# Using Hubble's law and finding his constant

In this assignment, we would be trying to find out Hubble's constant from the data we have. 

### 1) Loading and plotting the data #


In [1]:
#First we will import our libraries

import numpy as np 
import matplotlib.pyplot as plt

#This code belew make our graphs interactive 

%matplotlib notebook

#Then we will load the data
#Unpack=True unpacks each column into a separate array

velocity, distance, distance_error = np.loadtxt("hubble_data.csv", delimiter = ',' ,unpack=True) 

In [2]:
#Now we plot our data 
#The error bar function includes the plot function 
#We add caps so that reading the graph is easier 

plt.figure()
plt.errorbar(velocity,distance,yerr=distance_error,capsize = 5,fmt='o')

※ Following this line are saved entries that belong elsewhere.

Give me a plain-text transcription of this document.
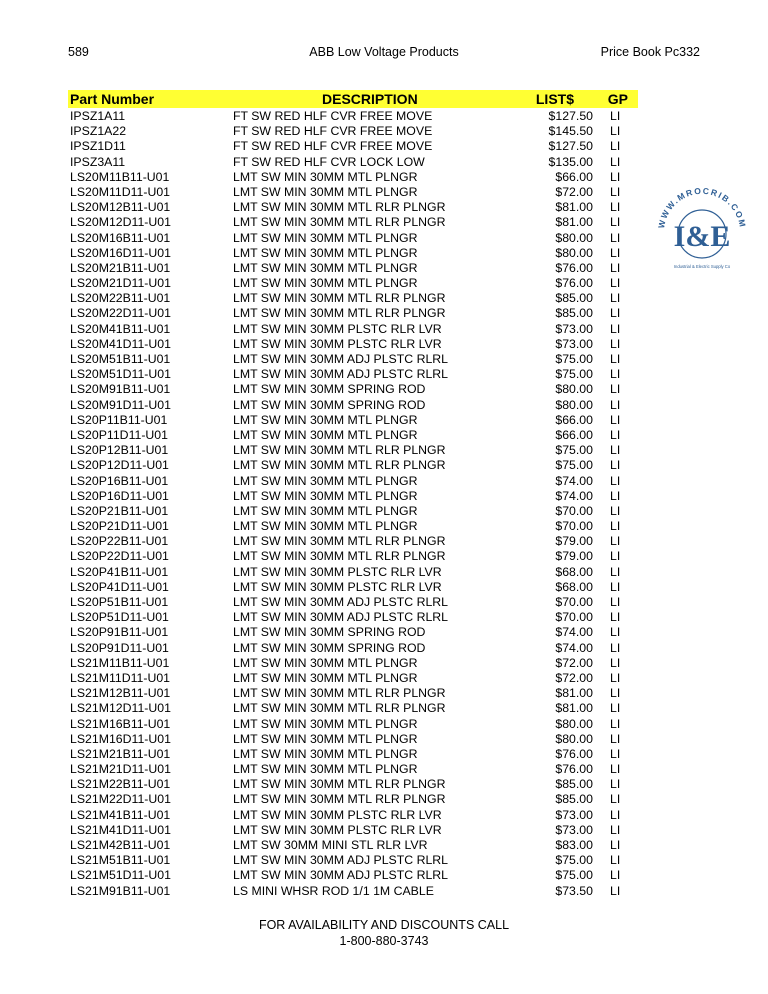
589	ABB Low Voltage Products	Price Book Pc332
Part Number	DESCRIPTION	LIST$ GP
IPSZ1A11	FT SW RED HLF CVR FREE MOVE	$127.50 LI
IPSZ1A22	FT SW RED HLF CVR FREE MOVE	$145.50 LI
IPSZ1D11	FT SW RED HLF CVR FREE MOVE	$127.50 LI
IPSZ3A11	FT SW RED HLF CVR LOCK LOW	$135.00 LI
LS20M11B11-U01	LMT SW MIN 30MM MTL PLNGR	$66.00 LI
LS20M11D11-U01	LMT SW MIN 30MM MTL PLNGR	$72.00 LI
LS20M12B11-U01	LMT SW MIN 30MM MTL RLR PLNGR	$81.00 LI
LS20M12D11-U01	LMT SW MIN 30MM MTL RLR PLNGR	$81.00 LI
LS20M16B11-U01	LMT SW MIN 30MM MTL PLNGR	$80.00 LI
LS20M16D11-U01	LMT SW MIN 30MM MTL PLNGR	$80.00 LI
LS20M21B11-U01	LMT SW MIN 30MM MTL PLNGR	$76.00 LI
LS20M21D11-U01	LMT SW MIN 30MM MTL PLNGR	$76.00 LI
LS20M22B11-U01	LMT SW MIN 30MM MTL RLR PLNGR	$85.00 LI
LS20M22D11-U01	LMT SW MIN 30MM MTL RLR PLNGR	$85.00 LI
LS20M41B11-U01	LMT SW MIN 30MM PLSTC RLR LVR	$73.00 LI
LS20M41D11-U01	LMT SW MIN 30MM PLSTC RLR LVR	$73.00 LI
LS20M51B11-U01	LMT SW MIN 30MM ADJ PLSTC RLRL	$75.00 LI
LS20M51D11-U01	LMT SW MIN 30MM ADJ PLSTC RLRL	$75.00 LI
LS20M91B11-U01	LMT SW MIN 30MM SPRING ROD	$80.00 LI
LS20M91D11-U01	LMT SW MIN 30MM SPRING ROD	$80.00 LI
LS20P11B11-U01	LMT SW MIN 30MM MTL PLNGR	$66.00 LI
LS20P11D11-U01	LMT SW MIN 30MM MTL PLNGR	$66.00 LI
LS20P12B11-U01	LMT SW MIN 30MM MTL RLR PLNGR	$75.00 LI
LS20P12D11-U01	LMT SW MIN 30MM MTL RLR PLNGR	$75.00 LI
LS20P16B11-U01	LMT SW MIN 30MM MTL PLNGR	$74.00 LI
LS20P16D11-U01	LMT SW MIN 30MM MTL PLNGR	$74.00 LI
LS20P21B11-U01	LMT SW MIN 30MM MTL PLNGR	$70.00 LI
LS20P21D11-U01	LMT SW MIN 30MM MTL PLNGR	$70.00 LI
LS20P22B11-U01	LMT SW MIN 30MM MTL RLR PLNGR	$79.00 LI
LS20P22D11-U01	LMT SW MIN 30MM MTL RLR PLNGR	$79.00 LI
LS20P41B11-U01	LMT SW MIN 30MM PLSTC RLR LVR	$68.00 LI
LS20P41D11-U01	LMT SW MIN 30MM PLSTC RLR LVR	$68.00 LI
LS20P51B11-U01	LMT SW MIN 30MM ADJ PLSTC RLRL	$70.00 LI
LS20P51D11-U01	LMT SW MIN 30MM ADJ PLSTC RLRL	$70.00 LI
LS20P91B11-U01	LMT SW MIN 30MM SPRING ROD	$74.00 LI
LS20P91D11-U01	LMT SW MIN 30MM SPRING ROD	$74.00 LI
LS21M11B11-U01	LMT SW MIN 30MM MTL PLNGR	$72.00 LI
LS21M11D11-U01	LMT SW MIN 30MM MTL PLNGR	$72.00 LI
LS21M12B11-U01	LMT SW MIN 30MM MTL RLR PLNGR	$81.00 LI
LS21M12D11-U01	LMT SW MIN 30MM MTL RLR PLNGR	$81.00 LI
LS21M16B11-U01	LMT SW MIN 30MM MTL PLNGR	$80.00 LI
LS21M16D11-U01	LMT SW MIN 30MM MTL PLNGR	$80.00 LI
LS21M21B11-U01	LMT SW MIN 30MM MTL PLNGR	$76.00 LI
LS21M21D11-U01	LMT SW MIN 30MM MTL PLNGR	$76.00 LI
LS21M22B11-U01	LMT SW MIN 30MM MTL RLR PLNGR	$85.00 LI
LS21M22D11-U01	LMT SW MIN 30MM MTL RLR PLNGR	$85.00 LI
LS21M41B11-U01	LMT SW MIN 30MM PLSTC RLR LVR	$73.00 LI
LS21M41D11-U01	LMT SW MIN 30MM PLSTC RLR LVR	$73.00 LI
LS21M42B11-U01	LMT SW 30MM MINI STL RLR LVR	$83.00 LI
LS21M51B11-U01	LMT SW MIN 30MM ADJ PLSTC RLRL	$75.00 LI
LS21M51D11-U01	LMT SW MIN 30MM ADJ PLSTC RLRL	$75.00 LI
LS21M91B11-U01	LS MINI WHSR ROD 1/1 1M CABLE	$73.50 LI
WWW.MROCRIB.COM
I&E
Industrial & Electric Supply Co
FOR AVAILABILITY AND DISCOUNTS CALL
1-800-880-3743
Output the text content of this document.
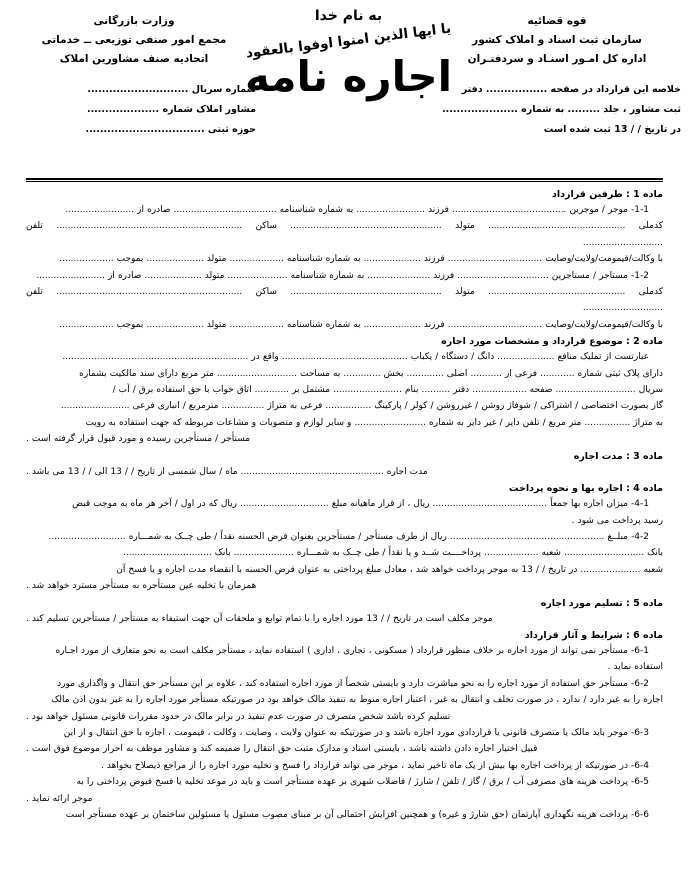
قوه قضائیه
سازمان ثبت اسناد و املاک کشور
اداره کل امـور اسنـاد و سردفتـران
خلاصه این قرارداد در صفحه ................. دفتر
ثبت مشاور ، جلد ......... به شماره .....................
در تاریخ / / 13 ثبت شده است
به نام خدا
یا ایها الذین امنوا اوفوا بالعقود
اجاره نامه
وزارت بازرگانی
مجمع امور صنفی توزیعی ــ خدماتی
اتحادیه صنف مشاورین املاک
شماره سریال ............................
مشاور املاک شماره ....................
حوزه ثبتی .................................
ماده 1 : طرفین قرارداد

1-1- موجر / موجرین ........................................ فرزند ........................ به شماره شناسنامه .................................... صادره از ........................

کدملی ................................................ متولد ..................................................... ساکن ................................................................. تلفن ............................

با وکالت/قیمومت/ولایت/وصایت ................................. فرزند .................... به شماره شناسنامه ................... متولد .................... بموجب ...................

1-2- مستاجر / مستاجرین ................................ فرزند ...................... به شماره شناسنامه ..................... متولد .................... صادره از ........................

کدملی ................................................ متولد ..................................................... ساکن ................................................................. تلفن ............................

با وکالت/قیمومت/ولایت/وصایت ................................. فرزند .................... به شماره شناسنامه ................... متولد .................... بموجب ...................

ماده 2 : موضوع قرارداد و مشخصات مورد اجاره

عبارتست از تملیک منافع .................... دانگ / دستگاه / یکباب ............................................ واقع در .................................................................

دارای پلاک ثبتی شماره ............ فرعی از ........... اصلی ............. بخش ............. به مساحت ............................ متر مربع دارای سند مالکیت بشماره

سریال ............................ صفحه ................... دفتر .......... بنام ........................ مشتمل بر ............ اتاق خواب با حق استفاده برق / آب /

گاز بصورت اختصاصی / اشتراکی / شوفاژ روشن / غیرروشن / کولر / پارکینگ ................ فرعی به متراژ ............... مترمربع / انباری فرعی ........................

به متراژ ................ متر مربع / تلفن دایر / غیر دایر به شماره ......................... و سایر لوازم و منصوبات و مشاعات مربوطه که جهت استفاده به رویت

مستأجر / مستأجرین رسیده و مورد قبول قرار گرفته است .

ماده 3 : مدت اجاره

مدت اجاره .................................................. ماه / سال شمسی از تاریخ / / 13 الی / / 13 می باشد .

ماده 4 : اجاره بها و نحوه پرداخت

4-1- میزان اجاره بها جمعاً ........................................ ریال ، از قرار ماهیانه مبلغ ............................... ریال که در اول / آخر هر ماه به موجب قبض

رسید پرداخت می شود .

4-2- مبلــغ ...................................................... ریال از طرف مستأجر / مستأجرین بعنوان قرض الحسنه نقداً / طی چــک به شمـــاره ...........................

بانک ............................ شعبه ................... پرداخــــت شــد و یا نقداً / طی چــک به شمـــاره ..................... بانک ...............................

شعبه ..................... در تاریخ / / 13 به موجر پرداخت خواهد شد ، معادل مبلغ پرداختی به عنوان قرض الحسنه با انقضاء مدت اجاره و یا فسخ آن

همزمان با تخلیه عین مستأجره به مستأجر مسترد خواهد شد .

ماده 5 : تسلیم مورد اجاره

موجر مکلف است در تاریخ / / 13 مورد اجاره را با تمام توابع و ملحقات آن جهت استیفاء به مستأجر / مستأجرین تسلیم کند .

ماده 6 : شرایط و آثار قرارداد

6-1- مستأجر نمی تواند از مورد اجاره بر خلاف منظور قرارداد ( مسکونی ، تجاری ، اداری ) استفاده نماید ، مستأجر مکلف است به نحو متعارف از مورد اجـاره

استفاده نماید .

6-2- مستأجر حق استفاده از مورد اجاره را به نحو مباشرت دارد و بایستی شخصاً از مورد اجاره استفاده کند ، علاوه بر این مستأجر حق انتقال و واگذاری مورد

اجاره را به غیر دارد / ندارد ، در صورت تخلف و انتقال به غیر ، اعتبار اجاره منوط به تنفیذ مالک خواهد بود در صورتیکه مستأجر مورد اجاره را به غیر بدون اذن مالک

تسلیم کرده باشد شخص متصرف در صورت عدم تنفیذ در برابر مالک در حدود مقررات قانونی مسئول خواهد بود .

6-3- موجر باید مالک یا متصرف قانونی یا قراردادی مورد اجاره باشد و در صورتیکه به عنوان ولایت ، وصایت ، وکالت ، قیمومت ، اجاره با حق انتقال و از این

قبیل اختیار اجاره دادن داشته باشد ، بایستی اسناد و مدارک مثبت حق انتقال را ضمیمه کند و مشاور موظف به احراز موضوع فوق است .

6-4- در صورتیکه از پرداخت اجاره بها بیش از یک ماه تاخیر نماید ، موجر می تواند قرارداد را فسخ و تخلیه مورد اجاره را از مراجع ذیصلاح بخواهد .

6-5- پرداخت هزینه های مصرفی آب / برق / گاز / تلفن / شارژ / فاضلاب شهری بر عهده مستأجر است و باید در موعد تخلیه یا فسخ قبوض پرداختی را به

موجر ارائه نماید .

6-6- پرداخت هزینه نگهداری آپارتمان (حق شارژ و غیره) و همچنین افزایش احتمالی آن بر مبنای مصوب مسئول یا مسئولین ساختمان بر عهده مستأجر است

#add gridlines, titles and axis lables

plt.grid(True)
plt.title('Distance against recessional velocity graph') 
plt.xlabel('velocity (km/s)')          
plt.ylabel('distance (Mpc)');

<IPython.core.display.Javascript object>

## 2) Linear regression using NumPy

Here we will try find the weighted and unweighted lines of best fit

In [3]:
# Now we will calculate the gradient and intercepts for weighted line of bestfit with its uncertainties 

# A straight line has a polynomial degree of 1

degree = 1

# To correctly take errors into account, we set weights with w=1/error & use cov='unscaled'

coeffs, errors = np.polyfit(velocity,distance,degree,w=1/distance_error,cov='unscaled')
m, c = coeffs                      # unpack gradient and intercept from output
dm, dc = np.sqrt(np.diag(errors))  # errors are sqrt of diagonal terms

# Present results with errors

print(f"m = {m} +- {dm}")
print(f"c = {c} +- {dc}")

m = 0.01574034318901381 +- 0.000827025757910185
c = -8.32585537874202 +- 7.37387236367192


In [4]:
# Now we do it for the unweighted fits 
# Fit straight line parameters and calculate errors
# Still using degree 1, but no weights

coeffs_uw, errors_uw = np.polyfit(velocity,distance,degree,cov=True)
m_uw, c_uw = coeffs_uw                      # unpack gradient and intercept from output
dm_uw, dc_uw = np.sqrt(np.diag(errors_uw))  # errors are sqrt of diagonal terms

# Present results with errors

print(f"m = {m_uw} +- {dm_uw}")
print(f"c = {c_uw} +- {dc_uw}")

m = 0.01597939731196561 +- 0.0002206588105827228
c = -11.624040905828377 +- 4.078725830535066


Now we write it out to an appropriate level of precision. Looking at the data file, the velocity has a precison of 5 decimal places, hence I believe its appropriate to give the gradient, intercept and errors to to 5 decimal places as well.

In [5]:
print(f"The gradient for the weighted line of best fit  is {m:.5f} Mpc/km/s +- {dm:.5f} Mpc/km/s")
print(f"The intercept is {c:.5f} Mpc +- {dc:.5f} Mpc")
print(f"The gradient for the unweighted line of best fit  is {m_uw:.5f} Mpc/km/s +- {dm_uw:.5f} Mpc/km/s")
print(f"The intercept is {c_uw:.5f} Mpc+- {dc_uw:.5f} Mpc")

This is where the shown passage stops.